"Escape" of aldosterone production in patients with left ventricular dysfunction treated with an angiotensin converting enzyme inhibitor: implications for therapy

B Pitt
Cardiovascular Drugs and Therapy 1995, 9 (1): 145-9
Despite the findings in randomized trials of a significant effect of angiotensin-converting enzyme (ACE) inhibitors in reducing morbidity and mortality of patients with symptomatic left ventricular dysfunction, the morbidity and mortality of these patients remains relatively high. One potential strategy to further improve morbidity and mortality in these patients is blockade of a aldosterone. Many clinicians have assumed that ACE inhibitors would block both angiotensin II and aldosterone. However, there are data to suggest that aldosterone production may "escape" despite the use of an ACE inhibitor.

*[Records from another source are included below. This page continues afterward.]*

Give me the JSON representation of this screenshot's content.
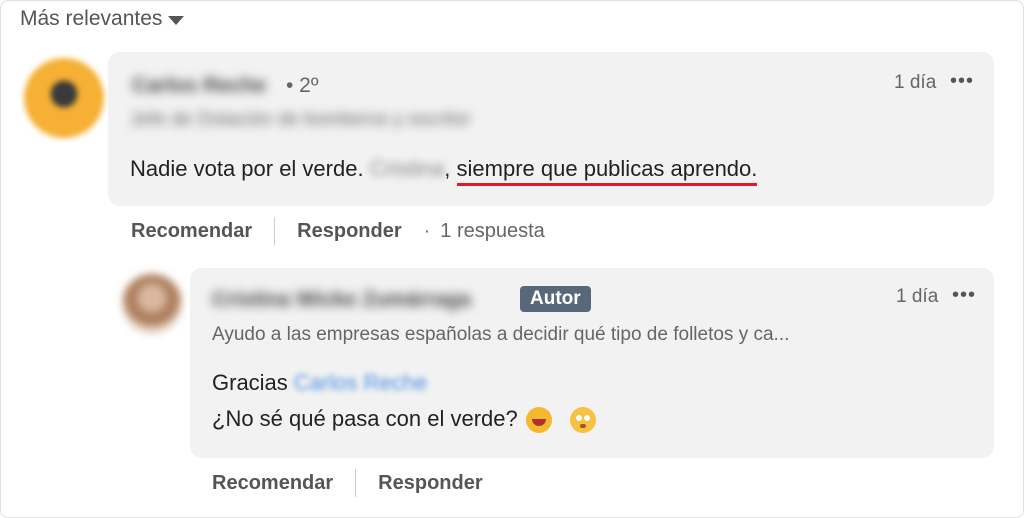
{
  "sort": {
    "label": "Más relevantes"
  },
  "comment1": {
    "author": "Carlos Reche",
    "degree": "• 2º",
    "headline": "Jefe de Dotación de bomberos y escritor",
    "time": "1 día",
    "more": "•••",
    "text_before": "Nadie vota por el verde. ",
    "mention": "Cristina",
    "text_comma": ",",
    "text_underlined": "siempre que publicas aprendo.",
    "actions": {
      "like": "Recomendar",
      "reply": "Responder",
      "dot": "·",
      "replies": "1 respuesta"
    }
  },
  "comment2": {
    "author": "Cristina Wicke Zumárraga",
    "badge": "Autor",
    "headline": "Ayudo a las empresas españolas a decidir qué tipo de folletos y ca...",
    "time": "1 día",
    "more": "•••",
    "line1_before": "Gracias ",
    "mention": "Carlos Reche",
    "line2": "¿No sé qué pasa con el verde?",
    "emojis": [
      "rolling-on-floor-laughing",
      "thinking-face"
    ],
    "actions": {
      "like": "Recomendar",
      "reply": "Responder"
    }
  },
  "colors": {
    "badge": "#56687a",
    "underline": "#e01b22",
    "bubble": "#f2f2f2",
    "mention": "#4a90e2"
  }
}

An escape of aldosterone production has several important consequences, including: sodium retention, potassium and magnesium loss, myocardial collagen production, ventricular hypertrophy, myocardial norepinephrine release, endothelial dysfunction, and a decrease in serum high density lipoprotein cholesterol. Due to the potential importance of these mechanisms, the finding that there is a significant correlation between aldosterone production and mortality in patients with heart failure, as well as evidence that an aldosterone antagonist, spironolactone, when administered to patients with heart failure treated with conventional therapy including an ACE inhibitor results in increased diuresis and symptomatic improvement, an international prospective multicenter study has been organized, the Randomized Aldactone Evaluation Study (RALES Pilot Study), to evaluate the safety of blocking the effects of aldosterone in patients with heart failure treated with an ACE inhibitor.